Essa paixão levou-o a voos mais altos. Um homem sensível e emocional confesso, Luís Godinho prepara-se agora para montar uma organização não-governamental que ajude as crianças mais carenciadas em África através da arte que representa. Primeiro vai vender fotografias suas, preparar leilões e pedir doações para ganhar dinheiro suficiente para dar os primeiros passos. Depois vai pedir patrocínios às marcas de material fotográfico e voar para África para colocar câmaras nas mãos dessas crianças. “O meu objetivo é ver como é que estas crianças percecionam o mundo.
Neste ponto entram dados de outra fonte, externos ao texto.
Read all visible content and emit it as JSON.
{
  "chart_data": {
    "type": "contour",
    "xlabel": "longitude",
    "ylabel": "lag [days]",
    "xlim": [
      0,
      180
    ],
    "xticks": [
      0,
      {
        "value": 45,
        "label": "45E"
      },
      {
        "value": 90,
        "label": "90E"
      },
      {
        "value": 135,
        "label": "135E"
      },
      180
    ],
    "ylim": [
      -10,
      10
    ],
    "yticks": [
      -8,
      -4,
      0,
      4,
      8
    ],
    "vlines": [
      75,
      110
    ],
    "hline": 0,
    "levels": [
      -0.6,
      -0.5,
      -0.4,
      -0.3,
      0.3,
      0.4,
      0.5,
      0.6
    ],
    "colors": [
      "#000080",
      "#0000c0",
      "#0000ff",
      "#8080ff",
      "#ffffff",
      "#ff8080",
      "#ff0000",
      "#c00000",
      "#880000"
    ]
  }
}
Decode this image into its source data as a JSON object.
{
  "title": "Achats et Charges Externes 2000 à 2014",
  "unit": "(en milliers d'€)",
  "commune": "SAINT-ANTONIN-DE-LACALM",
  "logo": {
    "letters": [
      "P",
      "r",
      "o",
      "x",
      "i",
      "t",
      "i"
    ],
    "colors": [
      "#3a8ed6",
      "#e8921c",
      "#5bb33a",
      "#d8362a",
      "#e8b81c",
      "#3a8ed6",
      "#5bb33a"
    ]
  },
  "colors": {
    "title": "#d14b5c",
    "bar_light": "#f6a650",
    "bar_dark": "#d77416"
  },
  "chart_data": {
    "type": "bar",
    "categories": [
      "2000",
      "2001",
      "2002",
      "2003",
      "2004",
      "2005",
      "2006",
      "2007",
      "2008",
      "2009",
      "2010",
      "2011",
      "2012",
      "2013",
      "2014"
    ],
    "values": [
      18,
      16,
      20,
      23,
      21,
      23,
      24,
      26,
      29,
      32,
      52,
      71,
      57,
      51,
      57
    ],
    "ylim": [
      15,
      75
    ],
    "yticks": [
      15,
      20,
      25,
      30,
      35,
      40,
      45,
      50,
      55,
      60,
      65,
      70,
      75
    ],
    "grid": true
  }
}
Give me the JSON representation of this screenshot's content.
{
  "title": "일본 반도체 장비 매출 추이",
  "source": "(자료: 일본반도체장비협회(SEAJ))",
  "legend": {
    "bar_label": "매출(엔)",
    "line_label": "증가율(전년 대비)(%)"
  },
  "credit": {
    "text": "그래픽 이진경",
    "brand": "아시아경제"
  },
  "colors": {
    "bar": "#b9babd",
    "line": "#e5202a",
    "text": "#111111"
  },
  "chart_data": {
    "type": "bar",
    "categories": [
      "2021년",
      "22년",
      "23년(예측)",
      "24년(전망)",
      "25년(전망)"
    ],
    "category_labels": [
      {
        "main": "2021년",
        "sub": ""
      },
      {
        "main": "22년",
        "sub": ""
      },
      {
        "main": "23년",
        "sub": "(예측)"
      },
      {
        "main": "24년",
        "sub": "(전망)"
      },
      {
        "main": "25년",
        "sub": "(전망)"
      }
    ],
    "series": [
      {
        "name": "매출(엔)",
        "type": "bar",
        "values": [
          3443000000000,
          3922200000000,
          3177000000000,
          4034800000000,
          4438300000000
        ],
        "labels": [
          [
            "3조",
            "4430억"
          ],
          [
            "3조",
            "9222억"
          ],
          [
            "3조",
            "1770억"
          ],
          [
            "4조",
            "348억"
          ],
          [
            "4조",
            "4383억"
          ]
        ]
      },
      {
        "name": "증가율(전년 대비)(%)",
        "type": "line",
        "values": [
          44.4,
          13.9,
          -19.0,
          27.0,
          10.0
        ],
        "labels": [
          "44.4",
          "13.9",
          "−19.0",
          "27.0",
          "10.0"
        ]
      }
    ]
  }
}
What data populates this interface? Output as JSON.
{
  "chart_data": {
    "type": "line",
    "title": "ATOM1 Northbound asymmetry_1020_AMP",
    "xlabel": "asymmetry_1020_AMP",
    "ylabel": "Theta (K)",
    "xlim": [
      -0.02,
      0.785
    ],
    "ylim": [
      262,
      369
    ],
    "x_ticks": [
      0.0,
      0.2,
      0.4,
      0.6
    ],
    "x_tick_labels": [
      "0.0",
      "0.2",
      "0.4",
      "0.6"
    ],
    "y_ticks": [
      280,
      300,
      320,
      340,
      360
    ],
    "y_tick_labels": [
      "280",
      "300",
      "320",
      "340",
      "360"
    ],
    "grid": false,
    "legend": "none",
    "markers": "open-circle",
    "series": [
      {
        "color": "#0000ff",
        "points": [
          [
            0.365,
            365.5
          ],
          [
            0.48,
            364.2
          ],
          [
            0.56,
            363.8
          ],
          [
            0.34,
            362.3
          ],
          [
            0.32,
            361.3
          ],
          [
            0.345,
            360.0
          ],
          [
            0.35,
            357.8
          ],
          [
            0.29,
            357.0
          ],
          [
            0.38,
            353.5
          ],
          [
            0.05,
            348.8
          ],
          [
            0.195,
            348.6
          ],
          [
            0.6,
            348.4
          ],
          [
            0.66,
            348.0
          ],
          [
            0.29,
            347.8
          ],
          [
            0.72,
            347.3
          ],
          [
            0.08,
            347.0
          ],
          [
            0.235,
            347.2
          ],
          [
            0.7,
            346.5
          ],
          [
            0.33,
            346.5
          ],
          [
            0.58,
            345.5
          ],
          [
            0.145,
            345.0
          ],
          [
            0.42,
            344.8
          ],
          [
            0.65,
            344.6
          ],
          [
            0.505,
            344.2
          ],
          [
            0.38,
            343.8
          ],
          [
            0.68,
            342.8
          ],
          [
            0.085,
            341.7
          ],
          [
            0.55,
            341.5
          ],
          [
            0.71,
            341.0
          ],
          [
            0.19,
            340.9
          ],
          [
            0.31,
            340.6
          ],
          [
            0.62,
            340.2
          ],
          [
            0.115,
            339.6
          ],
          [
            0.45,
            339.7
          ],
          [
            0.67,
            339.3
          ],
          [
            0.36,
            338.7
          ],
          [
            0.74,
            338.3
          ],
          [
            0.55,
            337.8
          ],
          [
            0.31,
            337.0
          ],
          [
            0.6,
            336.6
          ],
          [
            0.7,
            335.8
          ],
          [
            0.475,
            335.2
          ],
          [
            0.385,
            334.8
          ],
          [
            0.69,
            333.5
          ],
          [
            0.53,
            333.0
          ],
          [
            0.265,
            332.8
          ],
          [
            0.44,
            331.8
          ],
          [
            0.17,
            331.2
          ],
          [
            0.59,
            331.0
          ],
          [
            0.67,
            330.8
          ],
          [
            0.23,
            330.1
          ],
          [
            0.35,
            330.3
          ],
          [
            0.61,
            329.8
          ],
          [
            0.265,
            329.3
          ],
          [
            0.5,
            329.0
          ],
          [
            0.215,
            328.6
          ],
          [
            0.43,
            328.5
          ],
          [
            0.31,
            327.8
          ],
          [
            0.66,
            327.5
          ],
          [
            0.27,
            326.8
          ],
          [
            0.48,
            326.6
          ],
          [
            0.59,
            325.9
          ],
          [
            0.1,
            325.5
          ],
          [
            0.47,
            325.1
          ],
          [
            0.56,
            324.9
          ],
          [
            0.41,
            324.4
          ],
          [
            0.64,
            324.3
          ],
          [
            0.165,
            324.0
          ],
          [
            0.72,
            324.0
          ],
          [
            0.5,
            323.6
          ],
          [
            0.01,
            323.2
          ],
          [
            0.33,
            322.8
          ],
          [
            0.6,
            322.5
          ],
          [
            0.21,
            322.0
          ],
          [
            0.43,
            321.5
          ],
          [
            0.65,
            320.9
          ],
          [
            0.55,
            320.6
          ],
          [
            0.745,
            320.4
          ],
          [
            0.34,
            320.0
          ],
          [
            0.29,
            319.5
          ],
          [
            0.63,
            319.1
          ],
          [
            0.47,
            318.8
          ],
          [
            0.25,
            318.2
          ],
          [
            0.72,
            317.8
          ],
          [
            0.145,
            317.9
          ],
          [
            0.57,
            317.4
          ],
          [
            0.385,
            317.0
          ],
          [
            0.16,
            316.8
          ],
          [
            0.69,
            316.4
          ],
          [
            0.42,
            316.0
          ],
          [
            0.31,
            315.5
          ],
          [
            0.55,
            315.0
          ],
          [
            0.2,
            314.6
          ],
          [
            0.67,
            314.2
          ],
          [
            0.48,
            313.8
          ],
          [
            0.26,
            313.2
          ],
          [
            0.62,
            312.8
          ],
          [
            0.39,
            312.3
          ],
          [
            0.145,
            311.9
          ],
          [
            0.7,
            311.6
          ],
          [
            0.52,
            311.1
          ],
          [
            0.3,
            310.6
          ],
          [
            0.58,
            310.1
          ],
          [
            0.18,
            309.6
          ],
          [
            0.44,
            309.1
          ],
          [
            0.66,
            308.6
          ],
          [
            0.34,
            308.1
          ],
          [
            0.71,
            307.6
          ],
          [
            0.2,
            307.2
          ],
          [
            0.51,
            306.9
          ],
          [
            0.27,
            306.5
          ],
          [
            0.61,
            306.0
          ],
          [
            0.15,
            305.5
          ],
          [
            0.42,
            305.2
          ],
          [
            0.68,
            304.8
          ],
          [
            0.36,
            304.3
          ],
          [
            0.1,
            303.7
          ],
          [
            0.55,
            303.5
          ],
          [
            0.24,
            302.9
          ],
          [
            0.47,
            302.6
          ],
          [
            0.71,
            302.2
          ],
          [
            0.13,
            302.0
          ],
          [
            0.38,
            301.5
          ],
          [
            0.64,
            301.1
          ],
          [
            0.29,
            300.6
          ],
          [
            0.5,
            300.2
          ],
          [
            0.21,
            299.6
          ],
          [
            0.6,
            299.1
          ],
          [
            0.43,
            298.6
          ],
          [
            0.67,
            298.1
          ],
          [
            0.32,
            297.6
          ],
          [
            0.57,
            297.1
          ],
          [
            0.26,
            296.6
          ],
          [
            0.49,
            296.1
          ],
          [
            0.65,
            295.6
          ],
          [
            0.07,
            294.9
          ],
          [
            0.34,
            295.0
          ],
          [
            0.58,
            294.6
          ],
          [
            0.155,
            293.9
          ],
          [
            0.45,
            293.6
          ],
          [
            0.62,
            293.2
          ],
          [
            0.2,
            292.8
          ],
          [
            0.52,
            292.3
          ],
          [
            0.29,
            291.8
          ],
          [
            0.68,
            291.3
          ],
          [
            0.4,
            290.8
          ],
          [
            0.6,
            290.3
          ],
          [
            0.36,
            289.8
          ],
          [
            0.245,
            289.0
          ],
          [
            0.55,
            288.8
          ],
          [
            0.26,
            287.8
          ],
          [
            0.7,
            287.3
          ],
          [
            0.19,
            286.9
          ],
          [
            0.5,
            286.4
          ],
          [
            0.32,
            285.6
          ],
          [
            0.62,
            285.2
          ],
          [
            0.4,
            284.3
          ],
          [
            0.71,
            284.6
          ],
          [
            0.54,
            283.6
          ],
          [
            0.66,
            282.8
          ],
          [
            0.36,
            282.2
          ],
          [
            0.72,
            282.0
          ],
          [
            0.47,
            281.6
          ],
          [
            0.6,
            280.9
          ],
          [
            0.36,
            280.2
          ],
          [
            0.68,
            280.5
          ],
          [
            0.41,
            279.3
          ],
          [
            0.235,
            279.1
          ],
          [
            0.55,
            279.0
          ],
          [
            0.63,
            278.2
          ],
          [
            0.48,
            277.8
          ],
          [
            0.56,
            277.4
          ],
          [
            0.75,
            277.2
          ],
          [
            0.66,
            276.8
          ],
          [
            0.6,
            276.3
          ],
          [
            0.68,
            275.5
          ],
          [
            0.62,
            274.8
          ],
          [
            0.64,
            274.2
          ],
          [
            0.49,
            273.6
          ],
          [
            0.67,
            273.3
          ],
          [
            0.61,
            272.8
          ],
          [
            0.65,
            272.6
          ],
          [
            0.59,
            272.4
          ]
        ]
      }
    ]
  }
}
Eu digo-lhes onde é que se carrega para tirar uma fotografia e depois vendo as imagens delas. O dinheiro que essas imagens renderem vai servir para transformar em bens, que depois vou levar para os sítios de onde elas são“, explica o fotógrafo ao Observador.

Porquê África? Porque é onde estão as pessoas que precisam de mais auxílio agora. A Índia, que já visitou três vezes, tem uma “cultura fascinante”, mas foi no continente africano que Luís Godinho encontrou “uma magia única”, nas suas viagens ao Senegal e à Guiné. “É um bocado injusto ter de escolher a minha viagem favorita. Encontro encanto em todos os recantos do mundo. Esteja onde estiver tenho de comer, cheirar, conhecer as pessoas e explorar as terras”, descreve ao Observador. É um fotógrafo de envolvimento, gosta de fotografar o quotidiano e as coisas que “são tão banais que nem ligamos”. Se há cenários onde percebe o distanciamento e a frieza que pedem a um artista fotográfico, há ocasiões onde “o trabalho só pode ser genuíno se for vivido em união com a realidade”. É por isso que nem sempre intitula as suas imagens. A fotografia com que ganhou o prémio nacional da Sony, por exemplo, chama-se “Janela”, mas não precisa de nome: “A cor negra daquela menina e a forma como, a preto e branco, contrastam com os seus olhos… Nada disto precisa de nome. Aqueles olhos falam por si”.